Aristocratic Women and the Circulation of Medical Knowledge in Early Modern England

Saturday, January 7, 2012: 9:00 AM
Chicago Ballroom A (Chicago Marriott Downtown)
Daphna Oren-Magidor, Brown University
Early modern medicinal recipe books have been of some interest to historians of medicine in recent years. These handwritten notebooks, often written by women, contain collections of recipes to cure diseases, heal wounds and treat various conditions. These studies have shown that aristocratic women  in early modern Europe were in some ways responsible for the medical well-being of themselves, their families and those associated with their estates, and that they collected and traded recipes in order to perform these duties.
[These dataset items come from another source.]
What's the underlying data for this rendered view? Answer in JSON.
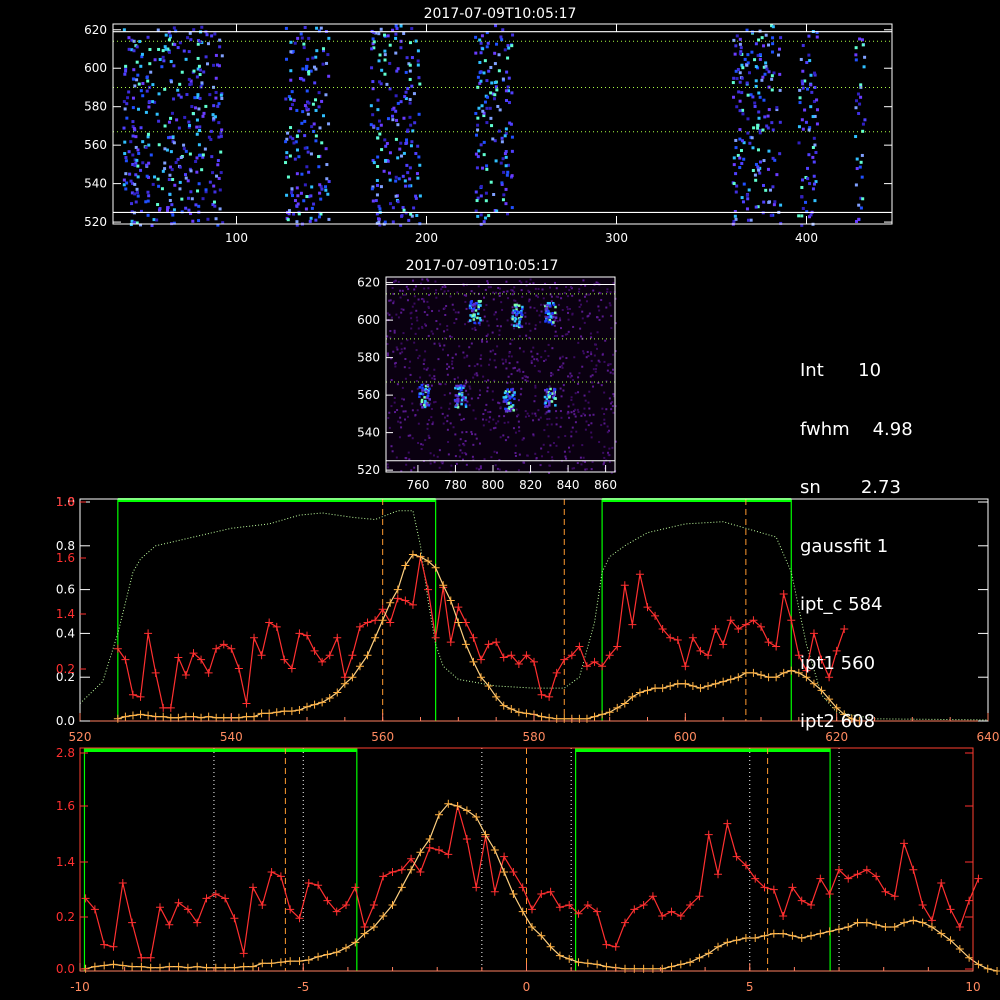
{
  "titles": {
    "top": "2017-07-09T10:05:17",
    "middle": "2017-07-09T10:05:17"
  },
  "info": [
    {
      "label": "Int",
      "value": "10"
    },
    {
      "label": "fwhm",
      "value": "4.98"
    },
    {
      "label": "sn",
      "value": "2.73"
    },
    {
      "label": "gaussfit",
      "value": "1"
    },
    {
      "label": "ipt_c",
      "value": "584"
    },
    {
      "label": "ipt1",
      "value": "560"
    },
    {
      "label": "ipt2",
      "value": "608"
    }
  ],
  "colors": {
    "red": "#ff3030",
    "orange": "#ffb040",
    "green": "#00ff00",
    "dash": "#ff9a30",
    "white": "#ffffff"
  },
  "chart_data": [
    {
      "type": "heatmap",
      "title": "2017-07-09T10:05:17",
      "xlim": [
        35,
        445
      ],
      "ylim": [
        519,
        623
      ],
      "xticks": [
        100,
        200,
        300,
        400
      ],
      "yticks": [
        520,
        540,
        560,
        580,
        600,
        620
      ],
      "column_bands": [
        [
          40,
          92
        ],
        [
          125,
          148
        ],
        [
          170,
          196
        ],
        [
          225,
          245
        ],
        [
          360,
          386
        ],
        [
          395,
          405
        ],
        [
          425,
          430
        ]
      ],
      "hlines_solid": [
        525,
        619
      ],
      "hlines_dotted": [
        567,
        590,
        614
      ]
    },
    {
      "type": "heatmap",
      "title": "2017-07-09T10:05:17",
      "xlim": [
        743,
        865
      ],
      "ylim": [
        519,
        623
      ],
      "xticks": [
        760,
        780,
        800,
        820,
        840,
        860
      ],
      "yticks": [
        520,
        540,
        560,
        580,
        600,
        620
      ],
      "blobs": [
        [
          763,
          560
        ],
        [
          782,
          560
        ],
        [
          808,
          558
        ],
        [
          830,
          558
        ],
        [
          830,
          604
        ],
        [
          790,
          605
        ],
        [
          812,
          603
        ]
      ],
      "hlines_solid": [
        525,
        619
      ],
      "hlines_dotted": [
        567,
        590,
        614
      ]
    },
    {
      "type": "line",
      "xlim": [
        520,
        640
      ],
      "xticks": [
        520,
        540,
        560,
        580,
        600,
        620,
        640
      ],
      "left_axis_white": {
        "ylim": [
          0,
          1.0
        ],
        "ticks": [
          "0.0",
          "0.2",
          "0.4",
          "0.6",
          "0.8",
          "1.0"
        ]
      },
      "left_axis_red": {
        "ticks": [
          "0.2",
          "1.4",
          "1.6",
          "1.8"
        ]
      },
      "red_x_start": 525,
      "red_x_step": 1,
      "red_values": [
        0.33,
        0.28,
        0.12,
        0.11,
        0.4,
        0.22,
        0.06,
        0.06,
        0.29,
        0.21,
        0.31,
        0.28,
        0.22,
        0.33,
        0.35,
        0.33,
        0.24,
        0.08,
        0.38,
        0.3,
        0.45,
        0.43,
        0.28,
        0.24,
        0.4,
        0.39,
        0.32,
        0.27,
        0.3,
        0.38,
        0.2,
        0.3,
        0.43,
        0.45,
        0.46,
        0.51,
        0.45,
        0.56,
        0.55,
        0.53,
        0.75,
        0.6,
        0.38,
        0.61,
        0.36,
        0.52,
        0.45,
        0.38,
        0.28,
        0.35,
        0.36,
        0.29,
        0.3,
        0.26,
        0.3,
        0.27,
        0.12,
        0.11,
        0.22,
        0.28,
        0.3,
        0.34,
        0.25,
        0.27,
        0.25,
        0.3,
        0.34,
        0.62,
        0.44,
        0.67,
        0.52,
        0.48,
        0.42,
        0.38,
        0.37,
        0.25,
        0.38,
        0.32,
        0.3,
        0.42,
        0.35,
        0.46,
        0.42,
        0.44,
        0.46,
        0.43,
        0.36,
        0.34,
        0.58,
        0.46,
        0.3,
        0.23,
        0.4,
        0.28,
        0.2,
        0.32,
        0.42
      ],
      "orange_x_start": 525,
      "orange_x_step": 1,
      "orange_values": [
        0.01,
        0.02,
        0.025,
        0.03,
        0.025,
        0.02,
        0.02,
        0.015,
        0.015,
        0.02,
        0.02,
        0.015,
        0.02,
        0.015,
        0.015,
        0.015,
        0.015,
        0.02,
        0.02,
        0.035,
        0.035,
        0.04,
        0.045,
        0.045,
        0.05,
        0.065,
        0.075,
        0.085,
        0.105,
        0.13,
        0.17,
        0.2,
        0.25,
        0.3,
        0.38,
        0.46,
        0.54,
        0.6,
        0.71,
        0.76,
        0.75,
        0.73,
        0.7,
        0.62,
        0.55,
        0.45,
        0.35,
        0.27,
        0.2,
        0.16,
        0.11,
        0.07,
        0.055,
        0.04,
        0.035,
        0.03,
        0.02,
        0.015,
        0.01,
        0.01,
        0.01,
        0.01,
        0.01,
        0.02,
        0.03,
        0.04,
        0.06,
        0.08,
        0.11,
        0.13,
        0.14,
        0.15,
        0.15,
        0.16,
        0.17,
        0.17,
        0.16,
        0.15,
        0.16,
        0.17,
        0.18,
        0.19,
        0.2,
        0.22,
        0.22,
        0.21,
        0.2,
        0.2,
        0.22,
        0.23,
        0.22,
        0.2,
        0.17,
        0.14,
        0.1,
        0.06,
        0.03,
        0.01,
        0.0
      ],
      "green_dotted_profile": [
        [
          520,
          0.08
        ],
        [
          523,
          0.18
        ],
        [
          525,
          0.4
        ],
        [
          527,
          0.68
        ],
        [
          528,
          0.74
        ],
        [
          530,
          0.8
        ],
        [
          535,
          0.84
        ],
        [
          540,
          0.88
        ],
        [
          545,
          0.9
        ],
        [
          549,
          0.94
        ],
        [
          552,
          0.95
        ],
        [
          556,
          0.93
        ],
        [
          559,
          0.92
        ],
        [
          562,
          0.96
        ],
        [
          564,
          0.96
        ],
        [
          565,
          0.8
        ],
        [
          566,
          0.55
        ],
        [
          567,
          0.35
        ],
        [
          568,
          0.25
        ],
        [
          570,
          0.19
        ],
        [
          575,
          0.16
        ],
        [
          580,
          0.15
        ],
        [
          584,
          0.15
        ],
        [
          586,
          0.2
        ],
        [
          588,
          0.45
        ],
        [
          589,
          0.68
        ],
        [
          590,
          0.75
        ],
        [
          592,
          0.8
        ],
        [
          595,
          0.86
        ],
        [
          600,
          0.9
        ],
        [
          605,
          0.91
        ],
        [
          608,
          0.88
        ],
        [
          612,
          0.84
        ],
        [
          614,
          0.68
        ],
        [
          616,
          0.35
        ],
        [
          618,
          0.12
        ],
        [
          620,
          0.04
        ],
        [
          625,
          0.01
        ],
        [
          640,
          0.005
        ]
      ],
      "green_windows": [
        [
          525,
          567
        ],
        [
          589,
          614
        ]
      ],
      "vlines_dashed": [
        560,
        584,
        608
      ]
    },
    {
      "type": "line",
      "xlim": [
        -10,
        10
      ],
      "xticks": [
        -10,
        -5,
        0,
        5,
        10
      ],
      "left_axis_red": {
        "ticks": [
          "0.0",
          "0.2",
          "1.4",
          "1.6",
          "2.8"
        ]
      },
      "red_x_start": -9.875,
      "red_x_step": 0.2083,
      "red_values": [
        0.33,
        0.28,
        0.12,
        0.11,
        0.4,
        0.22,
        0.06,
        0.06,
        0.29,
        0.21,
        0.31,
        0.28,
        0.22,
        0.33,
        0.35,
        0.33,
        0.24,
        0.08,
        0.38,
        0.3,
        0.45,
        0.43,
        0.28,
        0.24,
        0.4,
        0.39,
        0.32,
        0.27,
        0.3,
        0.38,
        0.2,
        0.3,
        0.43,
        0.45,
        0.46,
        0.51,
        0.45,
        0.56,
        0.55,
        0.53,
        0.75,
        0.6,
        0.38,
        0.61,
        0.36,
        0.52,
        0.45,
        0.38,
        0.28,
        0.35,
        0.36,
        0.29,
        0.3,
        0.26,
        0.3,
        0.27,
        0.12,
        0.11,
        0.22,
        0.28,
        0.3,
        0.34,
        0.25,
        0.27,
        0.25,
        0.3,
        0.34,
        0.62,
        0.44,
        0.67,
        0.52,
        0.48,
        0.42,
        0.38,
        0.37,
        0.25,
        0.38,
        0.32,
        0.3,
        0.42,
        0.35,
        0.46,
        0.42,
        0.44,
        0.46,
        0.43,
        0.36,
        0.34,
        0.58,
        0.46,
        0.3,
        0.23,
        0.4,
        0.28,
        0.2,
        0.32,
        0.42
      ],
      "orange_x_start": -9.875,
      "orange_x_step": 0.2083,
      "orange_values": [
        0.01,
        0.02,
        0.025,
        0.03,
        0.025,
        0.02,
        0.02,
        0.015,
        0.015,
        0.02,
        0.02,
        0.015,
        0.02,
        0.015,
        0.015,
        0.015,
        0.015,
        0.02,
        0.02,
        0.035,
        0.035,
        0.04,
        0.045,
        0.045,
        0.05,
        0.065,
        0.075,
        0.085,
        0.105,
        0.13,
        0.17,
        0.2,
        0.25,
        0.3,
        0.38,
        0.46,
        0.54,
        0.6,
        0.71,
        0.76,
        0.75,
        0.73,
        0.7,
        0.62,
        0.55,
        0.45,
        0.35,
        0.27,
        0.2,
        0.16,
        0.11,
        0.07,
        0.055,
        0.04,
        0.035,
        0.03,
        0.02,
        0.015,
        0.01,
        0.01,
        0.01,
        0.01,
        0.01,
        0.02,
        0.03,
        0.04,
        0.06,
        0.08,
        0.11,
        0.13,
        0.14,
        0.15,
        0.15,
        0.16,
        0.17,
        0.17,
        0.16,
        0.15,
        0.16,
        0.17,
        0.18,
        0.19,
        0.2,
        0.22,
        0.22,
        0.21,
        0.2,
        0.2,
        0.22,
        0.23,
        0.22,
        0.2,
        0.17,
        0.14,
        0.1,
        0.06,
        0.03,
        0.01,
        0.0
      ],
      "green_windows": [
        [
          -9.9,
          -3.8
        ],
        [
          1.1,
          6.8
        ]
      ],
      "vlines_dashed": [
        -5.4,
        0.0,
        5.4
      ],
      "vlines_dotted": [
        -7.0,
        -5.0,
        -1.0,
        1.0,
        5.0,
        7.0
      ]
    }
  ]
}
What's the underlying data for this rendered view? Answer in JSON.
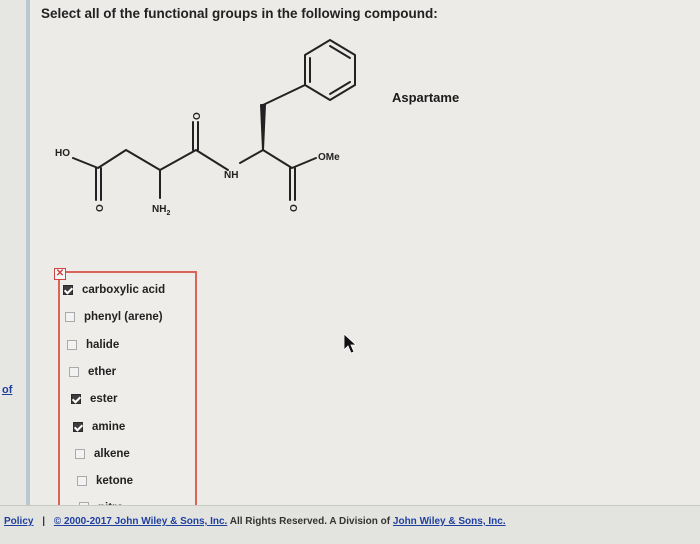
{
  "question": "Select all of the functional groups in the following compound:",
  "compound": {
    "name": "Aspartame",
    "labels": {
      "ho": "HO",
      "nh": "NH",
      "ome": "OMe",
      "nh2": "NH",
      "nh2_sub": "2",
      "o_top": "O",
      "o_left": "O",
      "o_right": "O"
    }
  },
  "sidebar": {
    "link": "of"
  },
  "answer_box": {
    "close_icon": "✕",
    "options": [
      {
        "label": "carboxylic acid",
        "checked": true
      },
      {
        "label": "phenyl (arene)",
        "checked": false
      },
      {
        "label": "halide",
        "checked": false
      },
      {
        "label": "ether",
        "checked": false
      },
      {
        "label": "ester",
        "checked": true
      },
      {
        "label": "amine",
        "checked": true
      },
      {
        "label": "alkene",
        "checked": false
      },
      {
        "label": "ketone",
        "checked": false
      },
      {
        "label": "nitro",
        "checked": false
      }
    ]
  },
  "footer": {
    "policy": "Policy",
    "separator": "|",
    "copyright": "© 2000-2017 John Wiley & Sons, Inc.",
    "rights": "All Rights Reserved. A Division of",
    "company": "John Wiley & Sons, Inc."
  }
}
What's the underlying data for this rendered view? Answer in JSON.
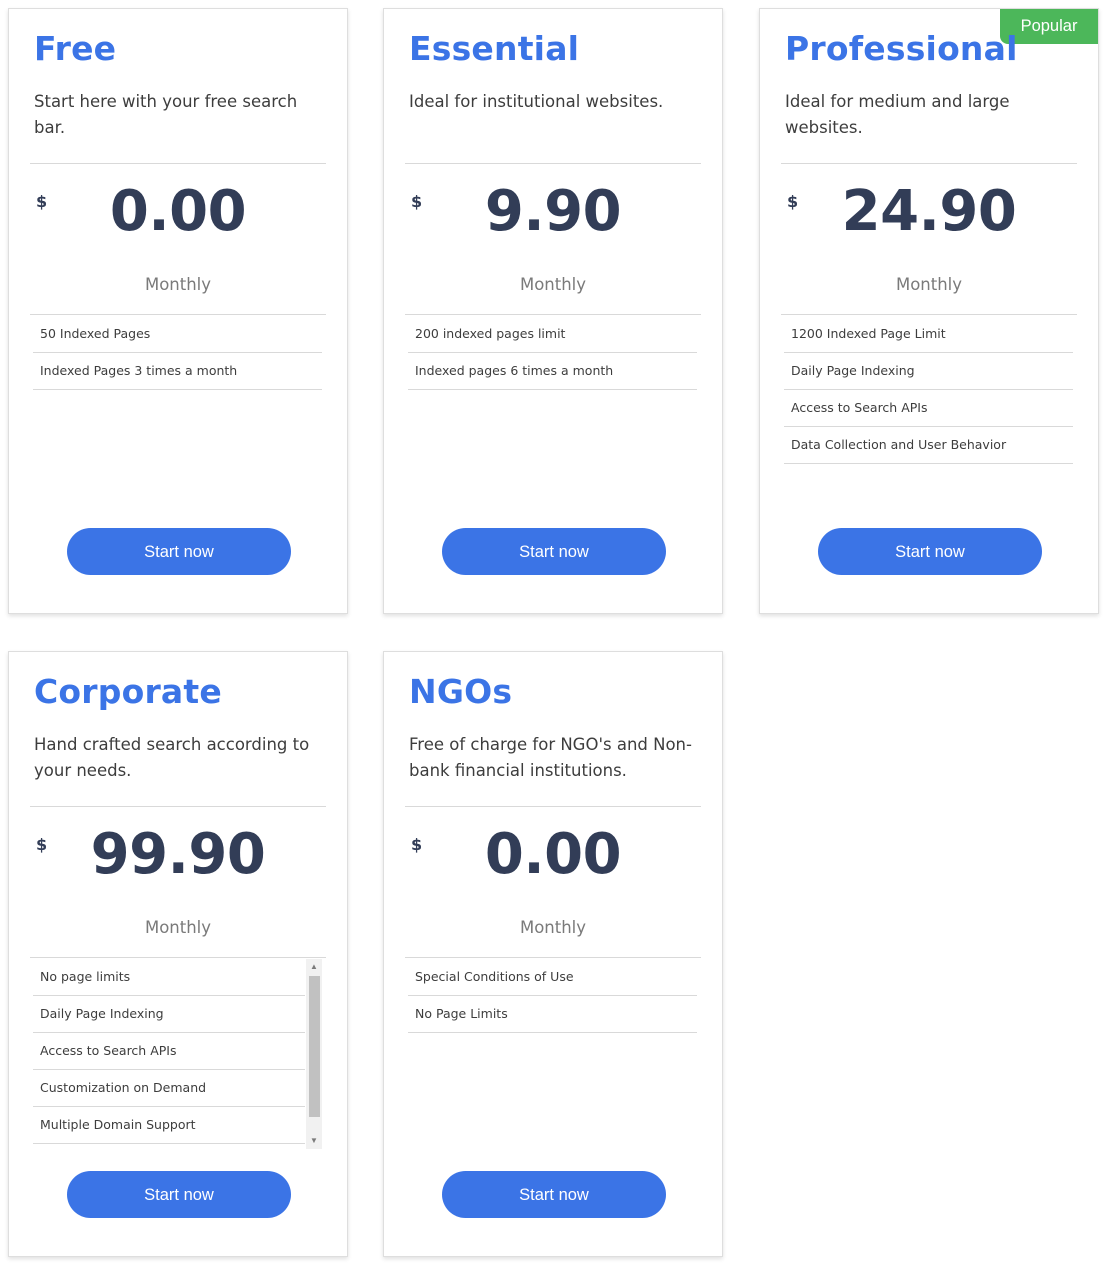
{
  "colors": {
    "accent": "#3b74e6",
    "price": "#323d57",
    "badge": "#4cb75a"
  },
  "plans": [
    {
      "name": "Free",
      "description": "Start here with your free search bar.",
      "currency": "$",
      "price": "0.00",
      "period": "Monthly",
      "features": [
        "50 Indexed Pages",
        "Indexed Pages 3 times a month"
      ],
      "cta": "Start now"
    },
    {
      "name": "Essential",
      "description": "Ideal for institutional websites.",
      "currency": "$",
      "price": "9.90",
      "period": "Monthly",
      "features": [
        "200 indexed pages limit",
        "Indexed pages 6 times a month"
      ],
      "cta": "Start now"
    },
    {
      "name": "Professional",
      "badge": "Popular",
      "description": "Ideal for medium and large websites.",
      "currency": "$",
      "price": "24.90",
      "period": "Monthly",
      "features": [
        "1200 Indexed Page Limit",
        "Daily Page Indexing",
        "Access to Search APIs",
        "Data Collection and User Behavior"
      ],
      "cta": "Start now"
    },
    {
      "name": "Corporate",
      "description": "Hand crafted search according to your needs.",
      "currency": "$",
      "price": "99.90",
      "period": "Monthly",
      "features": [
        "No page limits",
        "Daily Page Indexing",
        "Access to Search APIs",
        "Customization on Demand",
        "Multiple Domain Support"
      ],
      "cta": "Start now"
    },
    {
      "name": "NGOs",
      "description": "Free of charge for NGO's and Non-bank financial institutions.",
      "currency": "$",
      "price": "0.00",
      "period": "Monthly",
      "features": [
        "Special Conditions of Use",
        "No Page Limits"
      ],
      "cta": "Start now"
    }
  ]
}
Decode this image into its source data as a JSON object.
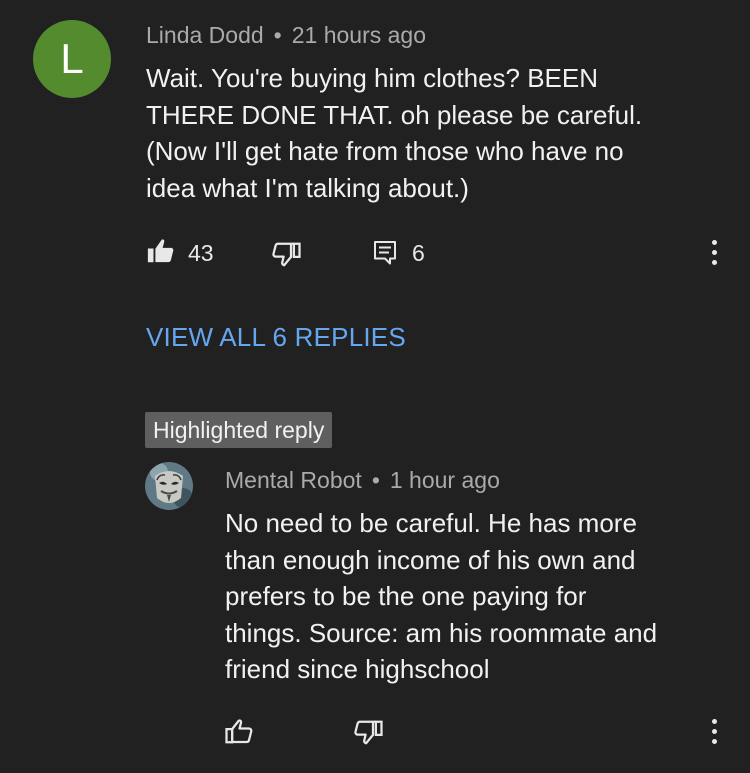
{
  "comment": {
    "avatar_letter": "L",
    "avatar_color": "#558b2f",
    "author": "Linda Dodd",
    "time": "21 hours ago",
    "text_lines": [
      "Wait.  You're buying him clothes?  BEEN",
      "THERE DONE THAT.  oh please be careful.",
      "(Now I'll get hate from those who have no",
      "idea what I'm talking about.)"
    ],
    "like_count": "43",
    "reply_count": "6",
    "icons": [
      "thumbs-up-filled-icon",
      "thumbs-down-icon",
      "reply-icon",
      "more-vert-icon"
    ]
  },
  "view_replies_label": "VIEW ALL 6 REPLIES",
  "view_replies_color": "#65a7ef",
  "highlighted_label": "Highlighted reply",
  "reply": {
    "author": "Mental Robot",
    "time": "1 hour ago",
    "text_lines": [
      "No need to be careful. He has more",
      "than enough income of his own and",
      "prefers to be the one paying for",
      "things. Source: am his roommate and",
      "friend since highschool"
    ],
    "icons": [
      "thumbs-up-icon",
      "thumbs-down-icon",
      "more-vert-icon"
    ]
  },
  "background_color": "#212121"
}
The medical recipe books of Aristocratic Englishwomen do not merely contain information about medicinal practices in this period. They also often contain information or hints about the sources of particular recipes. On occasion they even contain information about previous cases in which a recipe was used successfully. This paper will use that kind of information to explore the ways in which this informal kind of medicinal knowledge travelled. Using the information available within the recipe books as well as correspondence, physicians’ notebooks and other sources, the paper will trace a network of medical knowledge that included aristocratic women, physicians, midwives and other participants. It will examine the differences in the content of recipes received from physicians, midwives and other men or women, in order to judge to what extent they differed in their relation to the learned medicine of the period. It will also discuss the ways in which associating a recipe with a particular person served to enhance its reputation for efficacy. In doing so, it will contribute to the understanding of how networks of medical knowledge functioned as well as the relations between “formal” and “informal” knowledge in this period.